Thanks to the weather still stopping everything in its tracks I have had to put up with the old fart watching my every move, thus my rushing this communiqué, He is not going out doors as he fears falling over. Not so! It’s His inability to get up without much help once He has fallen, poor old sod. If only His type (humans) had four legs as opposed to only two, the chance of slipping let alone falling over are very slim to zero.

If there is anything is this world that we dogs go wild about is smells! We can smell more things than any other beings on this planet regardless of how miniscule the trace may be, we shall sniff it out. You can try and hide that bar of chocolate, we know where it is and pester you till we break your stubbiness and let us have a bit if not all of the goodies. Why do you give into to us is simple, the love we give you when we greet you with on your return home from a hard day’s work and as for those big brown eyes.... how can anyone resist? If all else fails there is the old fallback failsafe constant “pawing and whimpering”, (works for me).

There are two Ruby’s’ I love in this world, the first is my unrequited love for the redhead Spaniel in the house that backs onto our garden and then there is what my cockney Master calls a “Ruby Murray”. It’s hot I know, but boy the after burn in the mouth is a thrill to savour and the smells drive me to distraction. His lordship always makes far too much and thus I get a morsel or two chucked my way.

I tend, as you know to pour scorn on my Master for his silly little ways, however he does show an inspirational side, alas only in His cooking of Indian food.
Tonight’s menu is Tenderise Tandoori Brest of Chicken on a bed of saffron Basmati rice cooked in a homemade chicken stock. Bombay potato and garden pea Aloo with a Mushroom Bhaji side dish. Cannot wait!

Happy eating

Salvador

Thursday 7 January 2010

“Avert your eyes"

There I was having a well earned late morning dreaming of warmer days when His lordship decided to get up out of bed and feed the birds. I don’t mine but what with everything being all white and fluffy and ever so freezing cold under foot and other little parts of a dogs lower body parts. We were not bread for these adverse conditions!

“Avert your eyes, I’m warning you! “
I can understand Him wishing to feed those creepy winged characters of low moral standards taking up residence in my garden, but the sight of this odd shaped bi-pod dressed only in boxers and curry stains spuriously splattered on His tee shirt from last night’s take away is not for the faint hearted. Then there’s the matured slippers covering the feet, they have seen better days for what’s left of then and as foe the smell, even a strong stomached canine such as yours truly finds it hard to stand their stench at the best of times!

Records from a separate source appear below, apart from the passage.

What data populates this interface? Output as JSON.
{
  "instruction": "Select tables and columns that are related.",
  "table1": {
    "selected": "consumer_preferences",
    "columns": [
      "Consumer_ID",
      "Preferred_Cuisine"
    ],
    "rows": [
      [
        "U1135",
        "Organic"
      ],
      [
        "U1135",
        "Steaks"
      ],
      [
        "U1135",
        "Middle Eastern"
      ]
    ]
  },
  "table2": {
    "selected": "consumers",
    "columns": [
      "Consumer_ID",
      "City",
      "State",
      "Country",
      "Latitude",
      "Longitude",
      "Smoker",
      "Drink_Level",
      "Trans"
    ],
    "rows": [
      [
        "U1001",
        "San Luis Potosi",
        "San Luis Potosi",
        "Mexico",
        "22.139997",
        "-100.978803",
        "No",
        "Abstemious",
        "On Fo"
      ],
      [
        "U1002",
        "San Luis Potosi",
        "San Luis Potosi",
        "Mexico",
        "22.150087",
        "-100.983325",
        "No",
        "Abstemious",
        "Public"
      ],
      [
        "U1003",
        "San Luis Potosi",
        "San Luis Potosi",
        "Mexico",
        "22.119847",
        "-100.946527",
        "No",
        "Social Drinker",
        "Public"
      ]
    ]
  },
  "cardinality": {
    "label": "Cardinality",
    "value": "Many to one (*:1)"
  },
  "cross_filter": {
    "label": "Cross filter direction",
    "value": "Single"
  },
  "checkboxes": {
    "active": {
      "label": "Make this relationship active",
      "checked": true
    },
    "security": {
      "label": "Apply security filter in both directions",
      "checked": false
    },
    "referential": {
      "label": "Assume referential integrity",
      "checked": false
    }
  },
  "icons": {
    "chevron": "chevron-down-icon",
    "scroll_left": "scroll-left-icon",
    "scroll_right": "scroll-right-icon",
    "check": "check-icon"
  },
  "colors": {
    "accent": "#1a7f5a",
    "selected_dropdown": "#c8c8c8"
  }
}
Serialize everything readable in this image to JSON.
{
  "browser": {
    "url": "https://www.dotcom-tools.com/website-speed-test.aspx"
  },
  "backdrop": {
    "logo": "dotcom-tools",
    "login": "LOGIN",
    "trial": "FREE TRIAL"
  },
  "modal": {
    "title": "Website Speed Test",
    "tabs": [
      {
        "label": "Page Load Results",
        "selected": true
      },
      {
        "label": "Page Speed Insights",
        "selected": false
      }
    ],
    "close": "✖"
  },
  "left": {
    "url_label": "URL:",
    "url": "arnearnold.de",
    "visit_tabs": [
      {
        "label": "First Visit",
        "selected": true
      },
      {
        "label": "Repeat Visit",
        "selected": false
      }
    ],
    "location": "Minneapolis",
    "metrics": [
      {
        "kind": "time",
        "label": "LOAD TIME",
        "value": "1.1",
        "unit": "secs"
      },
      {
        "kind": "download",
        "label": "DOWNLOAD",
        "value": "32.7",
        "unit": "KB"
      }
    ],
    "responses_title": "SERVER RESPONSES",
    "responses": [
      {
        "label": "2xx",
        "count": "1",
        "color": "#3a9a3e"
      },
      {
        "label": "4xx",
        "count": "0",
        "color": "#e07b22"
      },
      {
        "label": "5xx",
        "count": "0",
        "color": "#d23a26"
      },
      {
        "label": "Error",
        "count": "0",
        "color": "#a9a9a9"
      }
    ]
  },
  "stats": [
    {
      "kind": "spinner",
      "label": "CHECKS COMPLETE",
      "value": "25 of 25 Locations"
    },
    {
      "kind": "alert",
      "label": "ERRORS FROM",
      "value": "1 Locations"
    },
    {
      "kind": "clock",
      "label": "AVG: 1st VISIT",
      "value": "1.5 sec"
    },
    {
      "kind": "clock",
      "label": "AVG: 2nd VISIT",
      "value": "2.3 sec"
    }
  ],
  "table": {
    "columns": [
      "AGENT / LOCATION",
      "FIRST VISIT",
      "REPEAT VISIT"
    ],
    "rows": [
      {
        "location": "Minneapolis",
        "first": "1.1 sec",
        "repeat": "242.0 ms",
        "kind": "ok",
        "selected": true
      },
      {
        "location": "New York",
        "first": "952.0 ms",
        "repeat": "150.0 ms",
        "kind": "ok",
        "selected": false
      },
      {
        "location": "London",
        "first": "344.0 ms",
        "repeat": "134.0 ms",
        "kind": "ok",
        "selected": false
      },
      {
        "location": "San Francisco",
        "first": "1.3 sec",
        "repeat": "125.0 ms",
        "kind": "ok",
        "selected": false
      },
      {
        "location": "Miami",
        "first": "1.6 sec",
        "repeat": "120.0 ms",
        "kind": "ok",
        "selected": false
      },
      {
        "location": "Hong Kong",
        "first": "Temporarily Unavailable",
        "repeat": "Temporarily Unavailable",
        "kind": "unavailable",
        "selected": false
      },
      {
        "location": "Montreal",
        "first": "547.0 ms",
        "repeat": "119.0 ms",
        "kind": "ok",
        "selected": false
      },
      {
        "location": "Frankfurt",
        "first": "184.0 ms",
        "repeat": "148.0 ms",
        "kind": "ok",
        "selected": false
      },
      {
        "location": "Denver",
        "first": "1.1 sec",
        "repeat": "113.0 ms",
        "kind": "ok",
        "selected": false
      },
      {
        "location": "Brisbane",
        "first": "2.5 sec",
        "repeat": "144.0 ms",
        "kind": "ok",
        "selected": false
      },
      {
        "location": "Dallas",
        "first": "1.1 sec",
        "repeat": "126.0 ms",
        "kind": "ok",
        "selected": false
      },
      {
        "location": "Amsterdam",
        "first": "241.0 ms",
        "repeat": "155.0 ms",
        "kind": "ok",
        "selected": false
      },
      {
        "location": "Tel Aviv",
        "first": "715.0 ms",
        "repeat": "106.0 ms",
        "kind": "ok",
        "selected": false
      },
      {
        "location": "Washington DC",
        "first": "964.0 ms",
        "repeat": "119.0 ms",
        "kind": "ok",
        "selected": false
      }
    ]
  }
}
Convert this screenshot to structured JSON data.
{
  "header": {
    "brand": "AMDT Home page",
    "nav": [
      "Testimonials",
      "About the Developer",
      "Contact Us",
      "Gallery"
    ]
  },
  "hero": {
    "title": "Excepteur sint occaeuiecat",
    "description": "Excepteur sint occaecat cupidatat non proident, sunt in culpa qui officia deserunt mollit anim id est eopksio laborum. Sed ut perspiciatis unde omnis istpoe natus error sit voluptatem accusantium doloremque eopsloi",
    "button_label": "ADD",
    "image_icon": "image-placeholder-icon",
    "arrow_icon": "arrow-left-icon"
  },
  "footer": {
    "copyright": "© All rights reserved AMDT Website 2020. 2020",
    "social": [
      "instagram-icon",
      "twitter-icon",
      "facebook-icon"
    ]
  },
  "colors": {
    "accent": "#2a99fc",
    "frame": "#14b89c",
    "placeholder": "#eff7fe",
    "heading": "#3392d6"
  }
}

“It’s still snowing” you total burke!
How on earth does he think any self respecting feathered vertebrate is going to; a) locate the food and or, b) is daft enough to even think of leaving the warmth of their nest to go looking for scraps on a frozen patio table in 10” of snow and still falling. Forget “burke” and substitute “MUPPET”.

Hopefully the snow will be gone soon and I can get my well deserved rest and His total attention, after all snow and birds come and go but Salvador is here to stay.

Till we meet again same place next week!
Keep the sunny side up and the greasy side down Gang.